How to ICU

Nearly 4 weeks into ICU and I am still uncertain as to what is going on. On a regular basis. It’s been a strange rotation. Partly because I have missed an inordinate amount of time on this rotation combined with having patients that are extremely complicated. Luckily, much of the ICU is managed by a team of  really good RNs, Respiratory therapy, social work, and solid pharmacists. And of course your Pulmonologists/Critical care doctor. It really takes a team to manage one patient.

Overall, I have enjoyed the freedom provided on this rotation as I am able to pre-round independently, write my own notes, and present my patients to the team. Being able to do your own thing is really nice. But fear not! – a Resident is always around in case I have lingering Q’s. Something that I found to be immensely useful is chatting with the nurses before ICU rounds. These nurses know their medicine and are some of your best allies when training and beyond.

Before I started ICU, I didn’t really know what to expect and relied on the google machine to help me out. I stumbled upon these resources and reviewed them throughout the rotation:

I guess that’s not too many. I also relied on good ol’ fashioned uptodate and Medscape app.

The majority of your time will be spent reviewing drips and vent settings. Having a good understanding of pharmacological sedatives and vasopressors will serve you well. Additionally, knowing how vent settings work is helpful; at the bare minimum you should know how to interpret them. Jenny did a great job detailing this in her ICU video, so give that a listen for more info.

Everyone that warns you that ICU will be depressing was right. I had a patient die each day. Not fun stuff. Plus your patients are either intubated on a ventilator or altered or sedated so you can’t interview them. You end up relying on their vitals, PE, labs, and imaging to communicate with you their progression. Some of the more interesting cases included:

  • Meth user with valvular vegetations and septic emboli to the pleura causing pneumothorax requiring multiple chest tubes.
  • Former meth user found down in his trailer found to be in DKA and septic shock with a necrotic right foot that underwent emergent guillotine below knee amputation (BKA).
  • Diffuse scleroderma in a young adult resulting in advanced interstitial lung disease complicated by pneumomediastinum.
  • Lung metastases secondary to advanced ovarian cancer, undetected until admission.
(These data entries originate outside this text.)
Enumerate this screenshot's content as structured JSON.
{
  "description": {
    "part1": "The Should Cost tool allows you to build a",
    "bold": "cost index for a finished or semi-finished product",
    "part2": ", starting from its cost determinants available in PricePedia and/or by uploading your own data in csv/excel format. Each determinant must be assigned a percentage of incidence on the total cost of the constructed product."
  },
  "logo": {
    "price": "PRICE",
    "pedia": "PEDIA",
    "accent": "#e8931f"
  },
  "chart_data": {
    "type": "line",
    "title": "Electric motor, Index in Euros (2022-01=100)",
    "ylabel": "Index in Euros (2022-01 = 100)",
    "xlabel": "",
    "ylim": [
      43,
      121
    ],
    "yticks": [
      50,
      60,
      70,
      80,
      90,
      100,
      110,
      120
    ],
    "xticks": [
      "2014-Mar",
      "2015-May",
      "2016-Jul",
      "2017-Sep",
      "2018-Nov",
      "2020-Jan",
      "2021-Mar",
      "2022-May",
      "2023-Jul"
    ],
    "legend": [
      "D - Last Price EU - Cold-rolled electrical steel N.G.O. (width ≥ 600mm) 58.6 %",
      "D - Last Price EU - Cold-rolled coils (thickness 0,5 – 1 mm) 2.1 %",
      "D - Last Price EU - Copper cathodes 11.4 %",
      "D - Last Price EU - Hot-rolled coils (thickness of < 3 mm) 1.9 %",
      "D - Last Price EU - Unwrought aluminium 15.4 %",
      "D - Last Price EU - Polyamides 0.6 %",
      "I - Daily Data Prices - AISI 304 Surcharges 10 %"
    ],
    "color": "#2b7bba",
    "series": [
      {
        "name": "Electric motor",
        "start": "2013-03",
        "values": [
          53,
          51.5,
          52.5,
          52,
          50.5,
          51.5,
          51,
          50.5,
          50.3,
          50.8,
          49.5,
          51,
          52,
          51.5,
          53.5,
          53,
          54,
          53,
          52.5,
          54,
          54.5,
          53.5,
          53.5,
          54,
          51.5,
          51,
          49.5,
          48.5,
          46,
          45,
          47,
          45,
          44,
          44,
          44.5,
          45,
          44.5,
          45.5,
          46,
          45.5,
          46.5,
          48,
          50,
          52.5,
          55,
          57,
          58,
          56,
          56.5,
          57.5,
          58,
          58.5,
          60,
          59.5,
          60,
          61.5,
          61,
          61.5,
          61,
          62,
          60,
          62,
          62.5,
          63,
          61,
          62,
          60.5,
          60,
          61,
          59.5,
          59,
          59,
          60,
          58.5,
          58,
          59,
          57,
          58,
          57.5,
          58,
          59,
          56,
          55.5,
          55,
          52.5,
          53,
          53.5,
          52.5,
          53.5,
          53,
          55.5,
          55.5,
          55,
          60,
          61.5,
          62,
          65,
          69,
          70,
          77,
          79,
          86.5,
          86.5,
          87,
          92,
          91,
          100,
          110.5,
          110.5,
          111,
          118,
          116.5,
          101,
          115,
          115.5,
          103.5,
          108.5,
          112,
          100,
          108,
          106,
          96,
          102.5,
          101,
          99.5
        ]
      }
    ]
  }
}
Image result for ICU medical school memes

Of course, we also had a lot of the bread & butter cases like COPD exacerbation, isolated DKA, toxic vs metabolic encephalopathy, acute respiratory failure, and septic shock. I also was able to get in a couple of procedures: intubation and placing chest tubes. Nothing too crazy. Oh, and in case you’re wondering, I only missed time because of residency interviews – those wait lists are no joke – if you pop off of one, you find out last minute!

By the way… anyone notice the fog after January 20th? I think the Dementors were let loose from Azkaban.